The second mistake Schabowski made was that - in answering the question on when these new regulations were to go into effect - he gave in to momentary confusion, and said “Immediately”, when, in fact, they weren’t supposed to be on for another 24 hours, on November 10.
As a result, massive crowds in East Berlin rejoiced and made their way to the Wall in anticipation of being let through.
“The real heroes on the night of the 9th and the morning of the 10th were the border guards of the GDR”, Maksimychev believes. They did not opt to open fire, and in so doing saved countless lives. The border inside Berlin - even without the Communist party’s go-ahead - was then considered to be open in earnest. And it is on that day, on November 10, that the Wall had begun to be dismantled, its first chunks split into souvenirs.
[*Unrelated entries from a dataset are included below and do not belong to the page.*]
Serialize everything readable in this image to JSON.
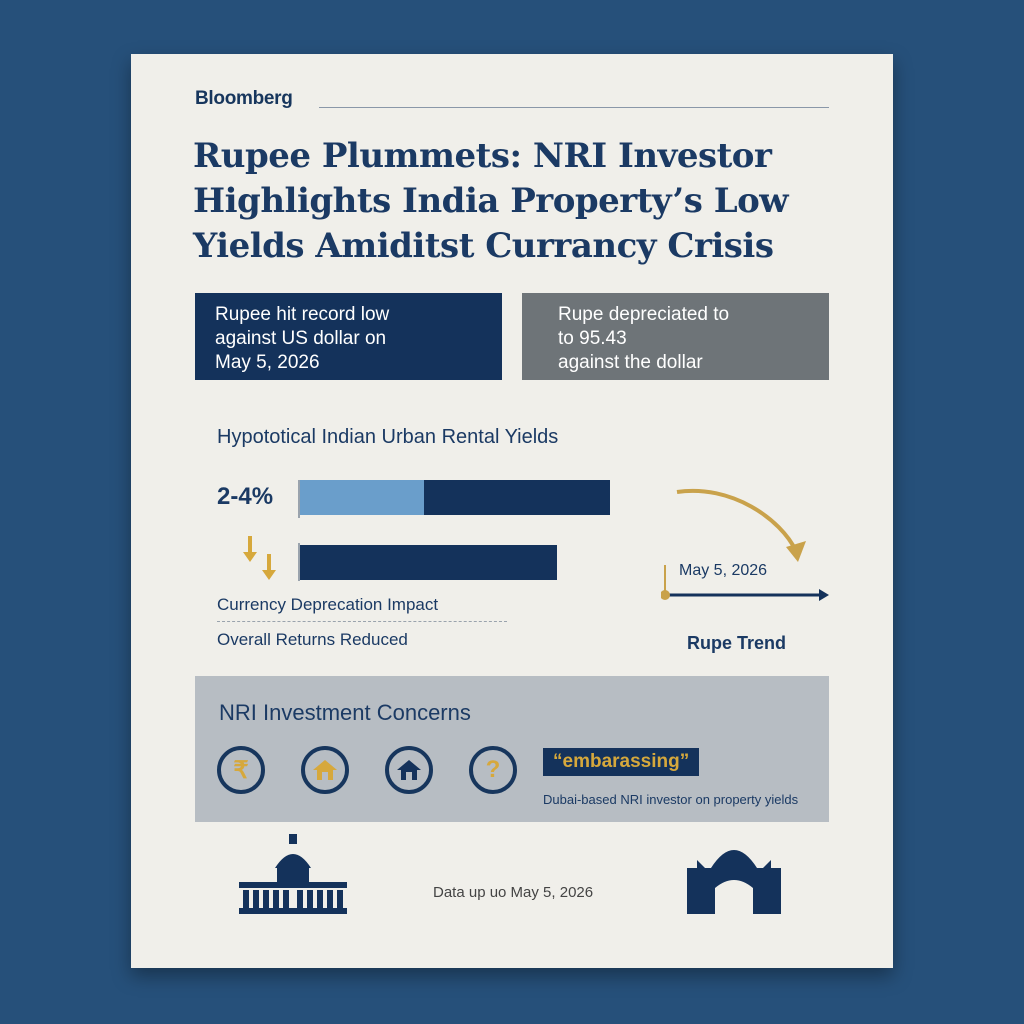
{
  "brand": "Bloomberg",
  "headline": "Rupee Plummets: NRI Investor Highlights India Property’s Low Yields Amiditst Currancy Crisis",
  "boxes": {
    "left": "Rupee hit record low\nagainst US dollar on\nMay 5, 2026",
    "right": "Rupe depreciated to\nto 95.43\nagainst the dollar"
  },
  "chart_data": {
    "type": "bar",
    "title": "Hypototical Indian Urban Rental Yields",
    "bar_label": "2-4%",
    "bars": [
      {
        "segments": [
          0.4,
          0.6
        ],
        "colors": [
          "#6a9ecb",
          "#14325b"
        ],
        "total": 1.0
      },
      {
        "segments": [
          0.83
        ],
        "colors": [
          "#14325b"
        ],
        "total": 0.83
      }
    ],
    "captions": [
      "Currency Deprecation Impact",
      "Overall Returns Reduced"
    ]
  },
  "trend": {
    "date": "May 5, 2026",
    "label": "Rupe Trend"
  },
  "concerns": {
    "title": "NRI Investment Concerns",
    "icons": [
      {
        "name": "rupee-icon",
        "glyph": "₹"
      },
      {
        "name": "house-icon",
        "glyph": "⌂"
      },
      {
        "name": "home-icon",
        "glyph": "⌂"
      },
      {
        "name": "question-icon",
        "glyph": "?"
      }
    ],
    "quote": "“embarassing”",
    "quote_attr": "Dubai-based NRI investor on property yields"
  },
  "footnote": "Data up uo May 5, 2026",
  "colors": {
    "background": "#26507a",
    "navy": "#14325b",
    "gold": "#d6a83c",
    "light_blue": "#6a9ecb",
    "grey_box": "#6e7478",
    "panel": "#b7bdc3"
  }
}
Fall of the Berlin Wall.imageBROKER/Global Look Press
Gorbachev had not planned for such a turn of events, but it would be an overstatement to say that he was taken aback by the developments. On the same day the Berlin Wall had started to be taken apart, he sent a message to Krenz (who himself had little say in the matter at that point), that he approved of the border’s opening.
“I think it was a secret dream of Gorbachev’s to one day wake up to the news that the Wall had disappeared on its own,” the General Secretary’s then-press secretary Andrey Grachev believes. Gorbachev had been against German partitioning all along but sought to avoid any personal involvement in the matter. “And that is what ended up happening.”
Gorbachev, for his part, underlines that he wasn’t going to interfere with the will of the German people and employ Soviet forces on the GDR’s doorstep. “We had taken every possible step to ensure that the process was peaceful, did not go against our country’s interest or threaten European peace in any way.”
At the end of the 20th century, rapid change began sweeping over the world. In October of 1990, the former GDR was absorbed by the FRG, while a year later, in December 1991, the USSR itself ceased to exist, breaking apart into 15 independent states. “The Russians were now tasked with putting up new walls along the borders of these now ex-Soviet republics,” author Dmitry Bykov notes in an article on the final days of the Berlin Wall.